After the words of the service he did not hear, the mourners rose, touched each other, spoke in hushed whispers, and slowly began to leave. Frank drove over to San Francisco, where he went to a bar in Pacific Heights and drank until it closed. He was absent of thought again, trying to fill the emptiness with whiskey and beer. It had been years since he’d drunk like this, probably since the war, and he was surprised by how well his stubborn body resisted the poison he fed it. But finally the alcohol engulfed him and the bar, the whole world, tipped and spun. He paid for his last whiskey and wandered outside. The cool air immediately took four drinks off his night, and his vision was clear enough to read the street signs. He walked. He walked several miles, stopping twice to vomit, until he found himself at the Golden Gate Bridge.

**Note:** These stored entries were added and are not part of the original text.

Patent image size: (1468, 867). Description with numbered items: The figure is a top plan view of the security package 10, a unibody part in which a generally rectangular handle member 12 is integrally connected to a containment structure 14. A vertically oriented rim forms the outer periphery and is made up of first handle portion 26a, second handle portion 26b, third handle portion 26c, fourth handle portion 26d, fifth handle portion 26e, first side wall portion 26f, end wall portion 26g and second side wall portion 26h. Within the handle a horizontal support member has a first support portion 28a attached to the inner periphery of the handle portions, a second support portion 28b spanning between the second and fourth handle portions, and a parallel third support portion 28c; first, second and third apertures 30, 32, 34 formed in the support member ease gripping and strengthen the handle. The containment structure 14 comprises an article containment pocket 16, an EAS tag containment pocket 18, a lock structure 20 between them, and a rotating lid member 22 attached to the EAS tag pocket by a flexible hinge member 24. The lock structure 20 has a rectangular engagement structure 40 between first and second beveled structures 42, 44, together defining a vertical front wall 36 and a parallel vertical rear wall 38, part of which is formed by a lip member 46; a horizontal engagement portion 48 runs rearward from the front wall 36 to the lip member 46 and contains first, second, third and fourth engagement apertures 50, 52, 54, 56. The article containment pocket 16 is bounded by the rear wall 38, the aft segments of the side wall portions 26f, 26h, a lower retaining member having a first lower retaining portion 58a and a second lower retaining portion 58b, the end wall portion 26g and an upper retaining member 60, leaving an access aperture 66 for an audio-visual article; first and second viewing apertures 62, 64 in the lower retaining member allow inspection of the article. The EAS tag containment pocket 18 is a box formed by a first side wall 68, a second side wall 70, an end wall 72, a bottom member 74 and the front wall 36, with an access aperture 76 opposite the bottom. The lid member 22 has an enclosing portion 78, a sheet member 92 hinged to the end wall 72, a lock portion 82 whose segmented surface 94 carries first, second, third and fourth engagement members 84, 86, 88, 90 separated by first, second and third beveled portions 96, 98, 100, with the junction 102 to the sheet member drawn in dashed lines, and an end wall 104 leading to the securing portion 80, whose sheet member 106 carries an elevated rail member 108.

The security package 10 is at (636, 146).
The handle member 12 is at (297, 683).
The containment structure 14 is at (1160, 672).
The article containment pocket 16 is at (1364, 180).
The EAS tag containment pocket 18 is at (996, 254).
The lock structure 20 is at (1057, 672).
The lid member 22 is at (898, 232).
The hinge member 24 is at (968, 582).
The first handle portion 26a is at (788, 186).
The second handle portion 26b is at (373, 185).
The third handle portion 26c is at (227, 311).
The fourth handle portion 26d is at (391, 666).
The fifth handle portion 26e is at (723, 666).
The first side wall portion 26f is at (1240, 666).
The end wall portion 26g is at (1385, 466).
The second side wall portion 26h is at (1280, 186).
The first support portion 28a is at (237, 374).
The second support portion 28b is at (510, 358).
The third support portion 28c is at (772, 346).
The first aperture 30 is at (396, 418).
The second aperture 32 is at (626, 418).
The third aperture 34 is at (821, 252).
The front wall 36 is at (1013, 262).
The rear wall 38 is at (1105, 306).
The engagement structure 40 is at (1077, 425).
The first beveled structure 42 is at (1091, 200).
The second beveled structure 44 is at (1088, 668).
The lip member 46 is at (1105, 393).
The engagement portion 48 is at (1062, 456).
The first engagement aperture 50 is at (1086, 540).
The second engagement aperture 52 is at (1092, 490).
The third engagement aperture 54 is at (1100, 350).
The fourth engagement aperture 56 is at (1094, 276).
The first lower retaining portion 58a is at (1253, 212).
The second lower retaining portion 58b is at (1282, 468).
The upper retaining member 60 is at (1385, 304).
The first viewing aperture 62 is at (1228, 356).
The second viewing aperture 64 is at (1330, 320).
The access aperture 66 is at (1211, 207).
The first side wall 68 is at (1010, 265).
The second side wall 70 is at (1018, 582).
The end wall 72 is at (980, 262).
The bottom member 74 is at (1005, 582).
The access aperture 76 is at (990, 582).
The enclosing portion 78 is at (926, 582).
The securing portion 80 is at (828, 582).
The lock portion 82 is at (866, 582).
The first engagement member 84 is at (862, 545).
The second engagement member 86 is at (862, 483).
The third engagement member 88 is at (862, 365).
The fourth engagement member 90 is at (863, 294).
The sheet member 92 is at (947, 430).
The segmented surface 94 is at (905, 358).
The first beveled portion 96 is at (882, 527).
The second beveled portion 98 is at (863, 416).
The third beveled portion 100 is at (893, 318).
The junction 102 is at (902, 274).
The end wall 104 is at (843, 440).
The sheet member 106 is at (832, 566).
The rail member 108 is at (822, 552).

It was late enough now that there was only a scattering of cars and pedestrians. He walked out onto the bridge, his jacket flapping in the strong ocean wind. His hair flew into his face but he didn’t bother to brush it away; he just kept going, mostly by feel, the railing checking his stumbling body. Halfway out, he stopped and faced the bay. The painted red metal was cold beneath his hands and he leaned into it, the hard curve against his stomach. He heard the ocean and peered down at it; the water looked dark and welcoming. With the wind still whipping his jacket and hair, he screamed and screamed and screamed. The wind ripped the sounds away from him, but he felt the violence in his throat. Sobbing, he threw one leg over the railing and tried to hoist himself up. But then, through his hair and tear-blurred eyes, he caught sight of the city. The lights were spread out before him like diamonds in velvet. In one of those buildings lay the body of the woman he loved better than anything in this world or the next one. But in other lighted rooms, in another city, were his wife, his daughters, his grandchild. If he got up on that railing and offered himself to the air, they would be without a husband, a father, a grandfather. Awkwardly, half regretfully, he brought his leg back down. One family was enough to betray.